6. Putusan Mahkamah Agung RI Nomor 90/Sip/1952, tanggal 30 November 1955

Apabila pewaris (erflater) hanya meninggalkan janda-janda dan seorang saudara (kakak
perempuan), maka kakak itu adalah satu-satunya ahli waris tentang harta aslinya, tetapi berhubung
wajib bagi janda-janda untuk memilhara dan membereskan harta waris seluruhnya, termasuk
pengabenan jenazah, kepada janda-janda itu harus diberi bekal, yang meliputi hasil dari satu per
tiga harta waris.

7. Putusan Mahkamah Agung RI Nomor 130 K/Sip/1957

Tentang hukum adat di daerah Bandung, dalam perkara Dokter Raden Mas Soehirman Erwinn
dan Drs. R.M.E Soertaman Erwinn meninggal, meninggalkan istri dan tiga orang anak (pria).
Pertimbangan Mahkamah Agung: Ketiga anak almarhum adalah “ahli waris”, sedang janda adalah
“bukan ahli waris, melainkan berhak atas harta waris”. Jadi, keempat-empatnya berhak atas harta
waris almarhum.

8. Putusan Mahkamah Agung Nomor 3293 K/PDT/1986

Harta terperkara adalah harta gana-gini maka janda berhak menguasai dan menikmati untuk
menjamin hidupnya sampai dia (janda) meninggal dunia atau kawin lagi. Adapun harta gawan
diwarisi oleh anak kandung.

9. Putusan Mahkamah Agung Nomor 100 K/SIP/1967

Mahkamah Agung membenarkan pertimbangan dari putusan pengadilan tinggi yang


menetapkan: Dalam hal meninggalkannya seorang suami dengan meninggalkan seorang janda,
seorang anak laki-laki dan anak perempuan, janda berhak atas separuh dari harta gana-gini
sedangkan sisanya dibagi antara janda dan anak-anaknya.

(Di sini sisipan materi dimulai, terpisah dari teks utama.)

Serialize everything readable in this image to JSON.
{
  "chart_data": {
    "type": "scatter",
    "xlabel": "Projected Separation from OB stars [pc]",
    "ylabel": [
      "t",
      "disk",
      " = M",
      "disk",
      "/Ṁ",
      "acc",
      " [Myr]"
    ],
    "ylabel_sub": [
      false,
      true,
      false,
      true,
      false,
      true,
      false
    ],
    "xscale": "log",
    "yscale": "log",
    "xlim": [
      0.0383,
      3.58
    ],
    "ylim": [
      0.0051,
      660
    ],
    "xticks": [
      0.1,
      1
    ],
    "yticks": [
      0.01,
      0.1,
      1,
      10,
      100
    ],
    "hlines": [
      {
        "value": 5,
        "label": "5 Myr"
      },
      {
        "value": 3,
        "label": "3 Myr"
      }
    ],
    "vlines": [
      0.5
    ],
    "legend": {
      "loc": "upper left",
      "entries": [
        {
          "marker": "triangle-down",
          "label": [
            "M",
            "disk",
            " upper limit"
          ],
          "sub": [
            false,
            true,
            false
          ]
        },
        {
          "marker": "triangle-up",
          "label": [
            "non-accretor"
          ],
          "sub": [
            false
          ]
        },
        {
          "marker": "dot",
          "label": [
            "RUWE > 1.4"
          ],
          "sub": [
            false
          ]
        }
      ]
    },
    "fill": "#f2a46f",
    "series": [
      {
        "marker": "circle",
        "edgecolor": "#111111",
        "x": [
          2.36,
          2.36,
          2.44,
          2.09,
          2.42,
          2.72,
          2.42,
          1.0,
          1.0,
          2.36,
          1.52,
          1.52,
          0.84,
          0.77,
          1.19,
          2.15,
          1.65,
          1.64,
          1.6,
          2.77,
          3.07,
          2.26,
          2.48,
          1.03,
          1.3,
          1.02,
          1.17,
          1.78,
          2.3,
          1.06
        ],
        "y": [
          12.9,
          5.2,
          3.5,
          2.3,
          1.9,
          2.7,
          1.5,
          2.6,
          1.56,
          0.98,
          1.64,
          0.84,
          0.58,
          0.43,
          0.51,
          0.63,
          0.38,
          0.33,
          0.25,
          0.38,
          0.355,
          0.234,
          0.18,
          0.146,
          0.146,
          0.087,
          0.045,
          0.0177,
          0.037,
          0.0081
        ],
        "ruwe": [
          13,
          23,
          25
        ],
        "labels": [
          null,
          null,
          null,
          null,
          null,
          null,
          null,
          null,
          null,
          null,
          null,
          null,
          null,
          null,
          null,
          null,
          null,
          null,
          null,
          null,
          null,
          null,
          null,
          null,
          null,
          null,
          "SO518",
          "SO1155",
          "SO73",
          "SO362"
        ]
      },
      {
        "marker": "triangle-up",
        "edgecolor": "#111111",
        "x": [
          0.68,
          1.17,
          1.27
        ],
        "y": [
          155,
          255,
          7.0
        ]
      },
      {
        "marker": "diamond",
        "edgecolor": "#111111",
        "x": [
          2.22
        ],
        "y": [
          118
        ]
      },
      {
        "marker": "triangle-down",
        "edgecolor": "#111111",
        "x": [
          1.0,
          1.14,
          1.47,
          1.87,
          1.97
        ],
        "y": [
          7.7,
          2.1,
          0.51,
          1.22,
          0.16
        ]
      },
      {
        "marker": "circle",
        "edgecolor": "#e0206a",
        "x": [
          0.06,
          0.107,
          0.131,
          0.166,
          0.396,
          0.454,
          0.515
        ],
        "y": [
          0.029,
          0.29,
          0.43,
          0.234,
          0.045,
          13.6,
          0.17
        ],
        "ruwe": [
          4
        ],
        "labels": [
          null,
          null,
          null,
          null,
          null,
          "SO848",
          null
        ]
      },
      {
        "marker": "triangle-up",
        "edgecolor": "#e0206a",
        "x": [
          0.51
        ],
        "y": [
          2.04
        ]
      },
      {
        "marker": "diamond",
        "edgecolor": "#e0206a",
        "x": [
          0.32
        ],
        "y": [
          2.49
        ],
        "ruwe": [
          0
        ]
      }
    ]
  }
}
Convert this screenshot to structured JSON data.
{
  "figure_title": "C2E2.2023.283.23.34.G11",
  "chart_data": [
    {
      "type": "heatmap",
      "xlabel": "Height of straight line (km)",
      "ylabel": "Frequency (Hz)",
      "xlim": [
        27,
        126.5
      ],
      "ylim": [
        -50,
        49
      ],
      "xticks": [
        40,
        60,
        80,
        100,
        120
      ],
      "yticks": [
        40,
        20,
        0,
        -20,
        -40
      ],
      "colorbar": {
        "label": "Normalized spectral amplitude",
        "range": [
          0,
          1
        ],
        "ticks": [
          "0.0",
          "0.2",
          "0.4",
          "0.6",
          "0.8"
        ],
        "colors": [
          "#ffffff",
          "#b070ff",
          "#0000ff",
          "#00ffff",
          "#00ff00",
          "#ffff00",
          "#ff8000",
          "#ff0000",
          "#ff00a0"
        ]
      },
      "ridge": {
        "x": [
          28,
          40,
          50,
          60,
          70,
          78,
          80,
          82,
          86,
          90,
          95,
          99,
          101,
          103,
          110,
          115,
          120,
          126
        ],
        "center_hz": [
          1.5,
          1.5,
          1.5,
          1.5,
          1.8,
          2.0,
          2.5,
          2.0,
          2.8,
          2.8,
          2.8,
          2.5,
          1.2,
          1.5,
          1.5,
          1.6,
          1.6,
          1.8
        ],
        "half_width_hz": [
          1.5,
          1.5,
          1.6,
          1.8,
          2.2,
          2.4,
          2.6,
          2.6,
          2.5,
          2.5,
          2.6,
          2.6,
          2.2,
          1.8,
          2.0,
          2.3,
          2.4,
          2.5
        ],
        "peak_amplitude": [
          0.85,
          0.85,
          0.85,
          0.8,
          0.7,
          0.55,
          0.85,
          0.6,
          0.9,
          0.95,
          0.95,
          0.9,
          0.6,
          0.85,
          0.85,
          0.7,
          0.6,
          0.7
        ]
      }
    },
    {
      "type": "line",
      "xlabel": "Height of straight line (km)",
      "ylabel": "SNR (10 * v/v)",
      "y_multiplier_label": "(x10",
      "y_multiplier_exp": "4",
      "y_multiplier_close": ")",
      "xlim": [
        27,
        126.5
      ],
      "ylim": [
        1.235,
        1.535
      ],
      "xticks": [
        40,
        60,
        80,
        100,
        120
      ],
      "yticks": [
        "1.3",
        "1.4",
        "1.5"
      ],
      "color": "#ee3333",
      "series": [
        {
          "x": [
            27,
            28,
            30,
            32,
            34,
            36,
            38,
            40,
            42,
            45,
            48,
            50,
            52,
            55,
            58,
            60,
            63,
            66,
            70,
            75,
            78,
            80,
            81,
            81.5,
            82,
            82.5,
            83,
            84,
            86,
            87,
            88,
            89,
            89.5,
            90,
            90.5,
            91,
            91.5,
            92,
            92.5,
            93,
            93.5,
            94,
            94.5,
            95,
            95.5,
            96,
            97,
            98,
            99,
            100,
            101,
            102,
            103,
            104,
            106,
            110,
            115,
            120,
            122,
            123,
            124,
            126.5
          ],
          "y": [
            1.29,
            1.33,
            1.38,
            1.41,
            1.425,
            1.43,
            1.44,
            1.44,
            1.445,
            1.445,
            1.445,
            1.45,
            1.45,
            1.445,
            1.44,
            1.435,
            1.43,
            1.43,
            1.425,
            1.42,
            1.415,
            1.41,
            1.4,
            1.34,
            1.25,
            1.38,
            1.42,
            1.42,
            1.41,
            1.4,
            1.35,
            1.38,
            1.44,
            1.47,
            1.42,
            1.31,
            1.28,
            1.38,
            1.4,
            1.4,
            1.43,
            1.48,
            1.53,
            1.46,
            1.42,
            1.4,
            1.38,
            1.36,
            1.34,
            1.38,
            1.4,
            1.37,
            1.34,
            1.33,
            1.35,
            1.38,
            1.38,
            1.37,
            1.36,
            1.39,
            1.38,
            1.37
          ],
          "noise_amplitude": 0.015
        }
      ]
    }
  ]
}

10. Putusan Mahkamah Agung RI Nomor 1686 K/Pdt/1995

Menurut hukum adat Minangkabau yang bersifat matrilineal, suami tidak berhak atas harta
bawaan isterinya karena harta sengketa terbukti sebagai harta bawaan almarhumah/isteri
Penggugat, sehingga Penggugat tidak berhak atas harta bawaan isterinya sehingga gugatan
Penggugat harus ditolak

11. Putusan Mahkamah Agung RI Nomor 284 K/Sip/1975, tanggal 2 November 1976
“Menurut Hukum Adat baru istri dan anak-anak perempuan adalah ahli waris”

12. Putusan Mahkamah Agung Nomor 100 K/Sip/1967, tanggal 14 Juni 1968
“...karena mengingat pertumbuhan masyarakat dewasa ini yang menuju kearah persamaan
kedudukan antara pria dan wanita, dan penetapan janda sebagai ahli waris telah merupakan
yurisprudensi yang dianut oleh Mahkamah Agung”.

13. Putusan Mahkamah Agung RI Nomor 4766 K/Pdt/1998 tanggal 16 November 1999
”Perempuan di Bali berhak atas harta peninggalan dari pewaris, walaupun sistem pewarisan di
Bali sendiri mengenal sistem pewaris mayorat laki-laki.”